I hope they use the money from their new accounts to bring back Santa Clarita Diet.
It’s all part of Netflix’s effort to remain ahead of the competition. Netflix has a little over 200 million subscribers worldwide, but Disney+ is surging fast. In 16 months, their streamer has already signed up 100 million subscribers. Those MCU and Star Wars series, however, cost money, and many of you may have received emails in recent days informing you of price hikes. Disney+ will be going up around $1 a month, and that goes for the streaming bundle, as well (has anyone used their useless ESPN streamer?). However, until March 26th, you can still get a discounted rate if you sign up for a full year in advance at $69.99.
Meanwhile, HBO Max — a distant fourth with 40 million subscribers (Amazon Prime is actually #2 right now with 112 million subs) — believes it will have 120 to 150 million subscribers by 2025. In an effort to speed up that process, in June the streamer will be offering an ad-tier, which means subscribers can get a discounted rate by sitting through ads. There’s no word yet on how much the ad-tier plan will be.

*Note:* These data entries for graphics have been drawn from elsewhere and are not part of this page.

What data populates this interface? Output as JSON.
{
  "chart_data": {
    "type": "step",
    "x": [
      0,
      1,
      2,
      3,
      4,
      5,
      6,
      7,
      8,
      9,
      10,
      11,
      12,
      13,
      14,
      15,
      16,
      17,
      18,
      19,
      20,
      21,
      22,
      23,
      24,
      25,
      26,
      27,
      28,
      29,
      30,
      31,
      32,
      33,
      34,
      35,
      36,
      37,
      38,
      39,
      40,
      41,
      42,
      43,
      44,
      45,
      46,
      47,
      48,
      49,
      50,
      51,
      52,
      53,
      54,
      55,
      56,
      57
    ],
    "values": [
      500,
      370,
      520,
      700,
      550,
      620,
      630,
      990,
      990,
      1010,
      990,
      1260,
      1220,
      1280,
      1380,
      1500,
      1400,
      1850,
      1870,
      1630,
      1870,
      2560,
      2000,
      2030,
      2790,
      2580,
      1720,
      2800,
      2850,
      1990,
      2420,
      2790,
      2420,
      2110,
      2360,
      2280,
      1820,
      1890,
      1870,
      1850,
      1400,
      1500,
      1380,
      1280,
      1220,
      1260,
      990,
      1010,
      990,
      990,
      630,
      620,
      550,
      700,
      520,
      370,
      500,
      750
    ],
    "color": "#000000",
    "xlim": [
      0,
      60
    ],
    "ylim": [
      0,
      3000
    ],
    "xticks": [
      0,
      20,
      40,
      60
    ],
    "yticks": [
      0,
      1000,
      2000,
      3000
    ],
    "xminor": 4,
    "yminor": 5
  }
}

Kilar says the HBO Max ad-supported tier will not include the theatrical premieres, but all other content will be the same. Also, HBO original series will NOT have advertising, even on the ad-supported tier.— Jason Lynch (@jasonlynch) March 12, 2021
I have to say, however, that once you go ad-free, it’s hard to go back. I finally had to quit Riverdale this week (at least until it arrives on Netflix), not because the show is bad (it is!), but because I could no longer sit through five 3-minute ad breaks in every episode. It’s unconscionable! I don’t know why Biden’s stimulus plan didn’t do something about that.